Loveless is a heartening coming-of-age novel that explored both cultural and sexual diversity in a way that was sound and relatable. It insightfully reflects asexuality through the development of Georgia’s character and the friendships she makes
Loveless is the fourth book by young adult contemporary novelist Alice Oseman, who also wrote such popular titles as Radio Silence and the acclaimed graphic novel series, Heartstopper. It was published in 2020 by HarperCollins Publishers.
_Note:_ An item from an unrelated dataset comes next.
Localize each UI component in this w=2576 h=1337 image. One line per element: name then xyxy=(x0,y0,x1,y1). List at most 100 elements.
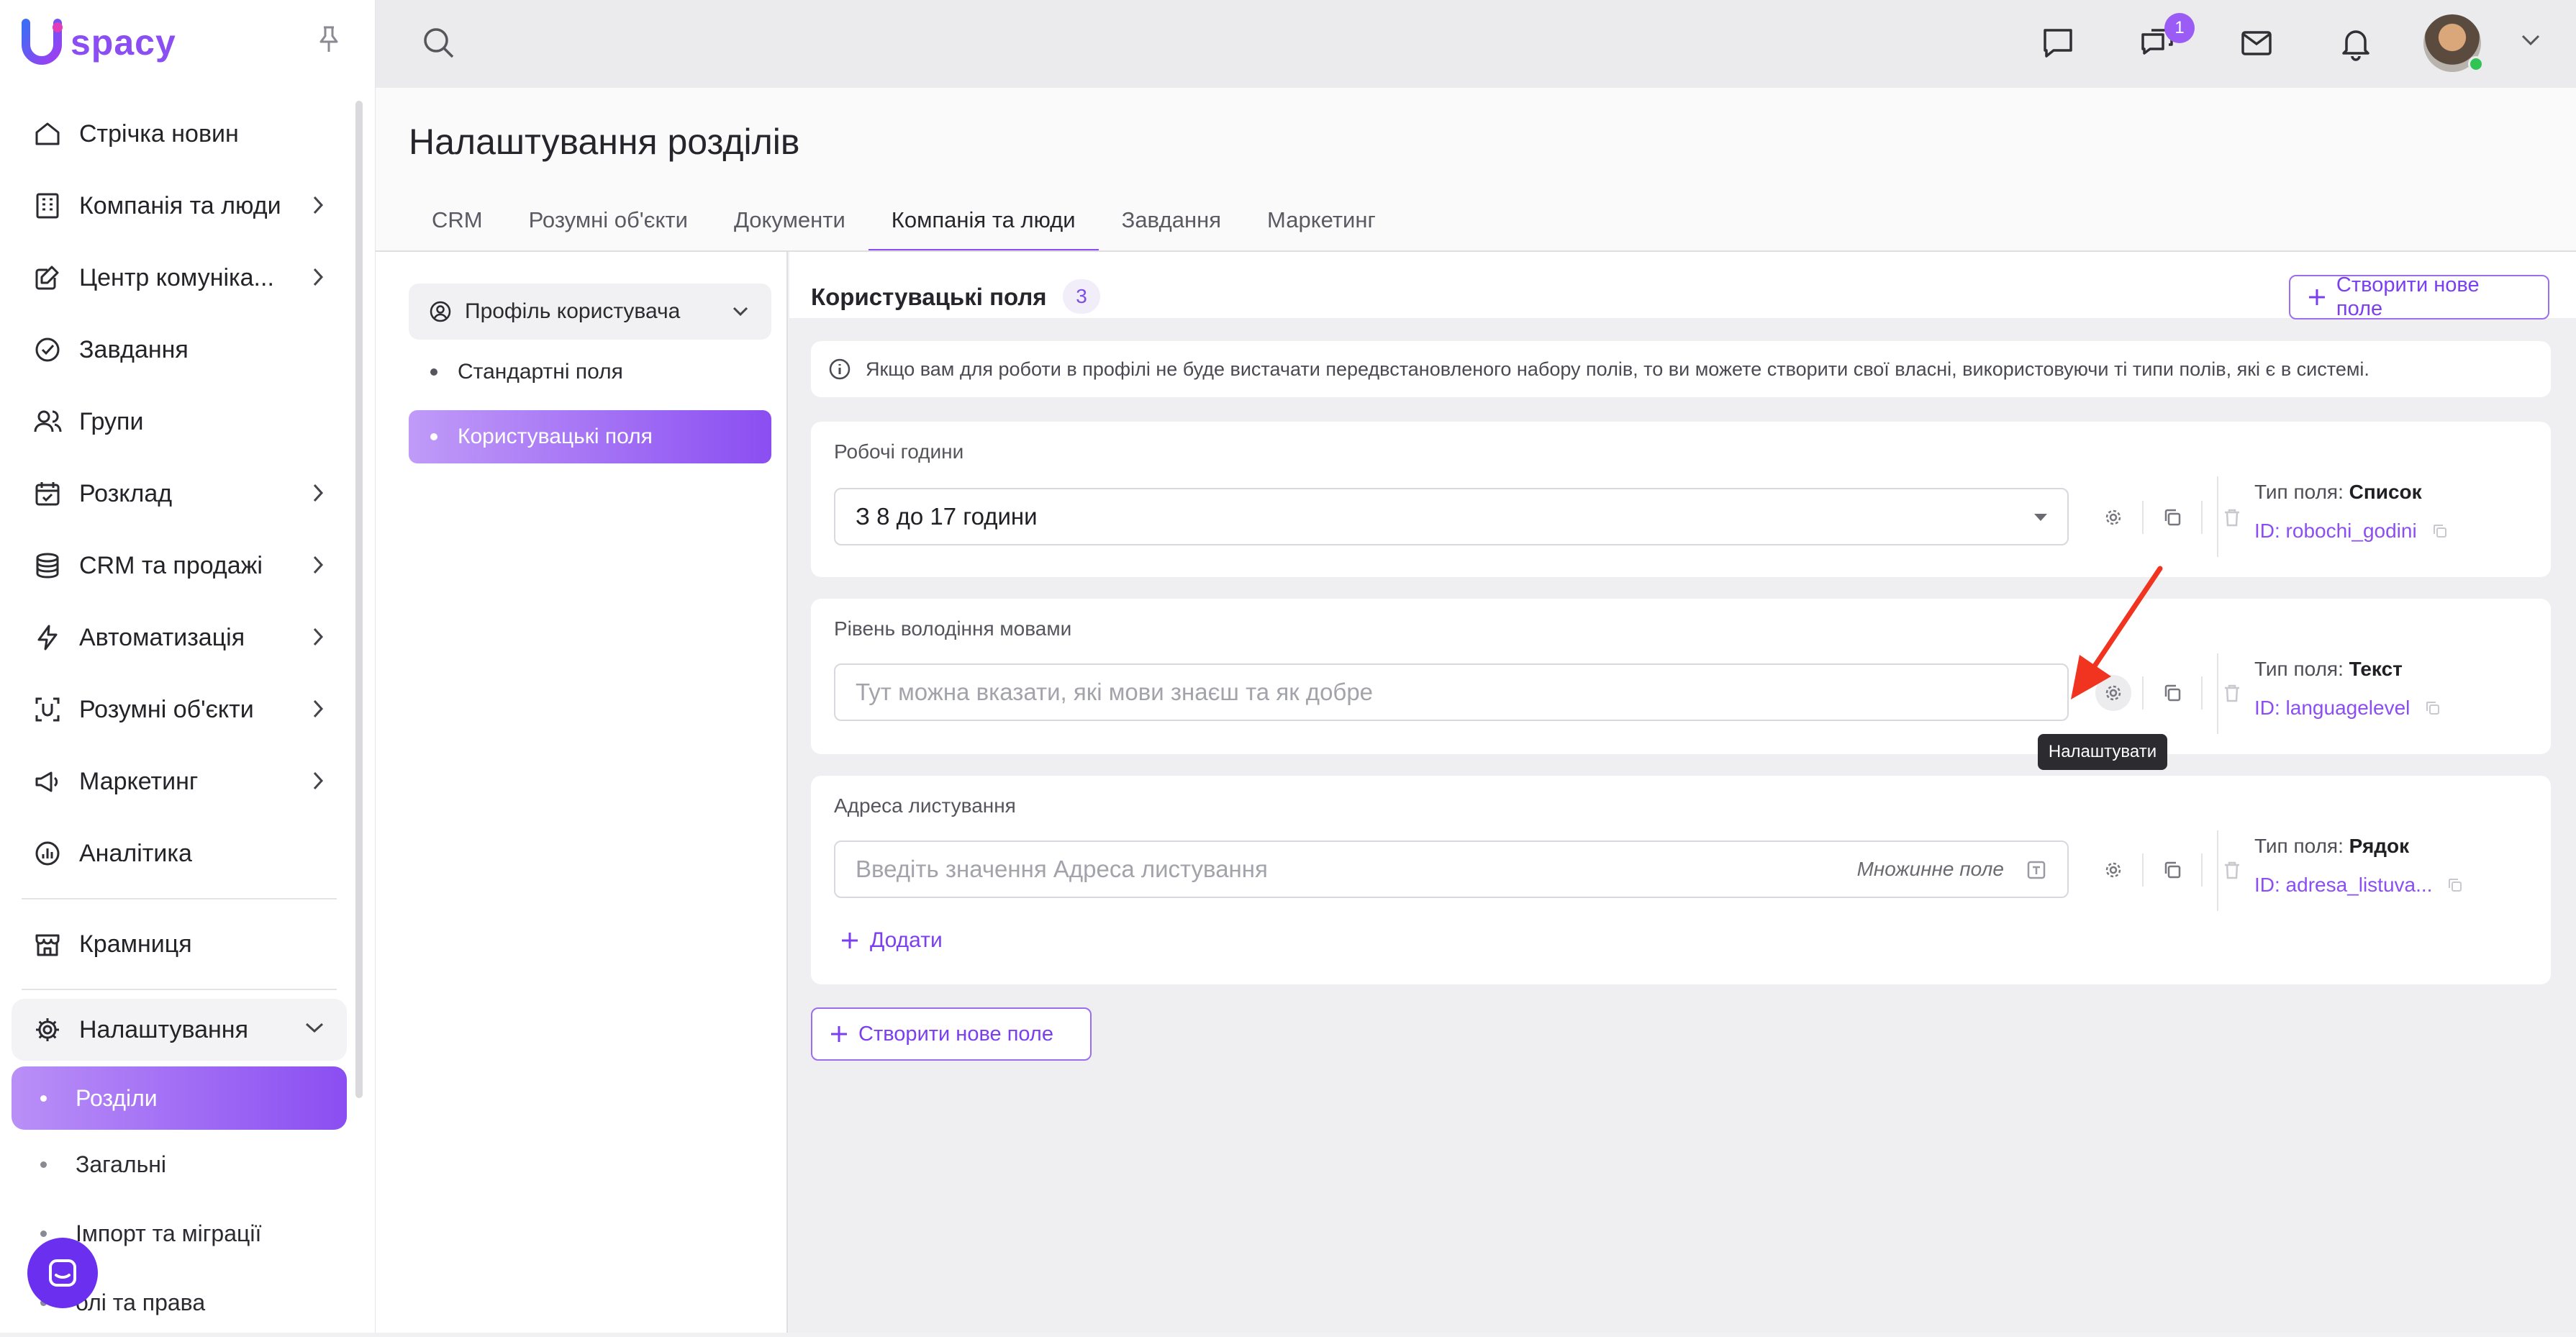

Synopsis: Loveless is about an eighteen-year-old university student called Georgia Warr who loves romance, fanfiction and her two best friends, Pip and Jason. When Georgia begins her freshman year at Durham University, she has hopes that her epic love story will finally begin, except that she has always been unsure about her sexuality and why she lacks the feelings that come so naturally to everyone else. Through her university experience, she learns that romantic attraction can be expressed in ways other than what many people would call conventional and undergoes of journey of self-acceptance.
Loveless is a heartening coming-of-age novel that explored both cultural and sexual diversity in a way that was sound and relatable. It insightfully reflects asexuality through the development of Georgia’s character and the friendships she makes with fellow Pride Society ‘Soc’ members. It also handles the development of its quirky characters well, for example Rooney, a hyperactive, die-heard Shakespeare enthusiast who I found to be extremely overbearing at first until I began to empathize with her sense of insecurity. Another example is Sunil, who mostly felt like a plot device, but I appreciated how the book tried to flesh out his character through his conflict with Lloyd.
I found the drama element to be equally engaging in the way that Georgia’s friendship with her childhood friends, Pip and Jason was threatened and how they overcame those obstacles. I thought it conveyed a definite sense of character growth. However, these dramatic moments also had some of the most unoriginal troupes that felt akin to almost every American teen drama I’ve ever watched.
Loveless is definitely worth reading for the insight and representation it provides. Though it speaks mostly to younger readers, a lot can be learned from it by older readers as well, other than popular colloquialisms. Loveless was a fun contemporary book that I could enjoy reading without having to think too deeply about it. A refreshingly inclusive read!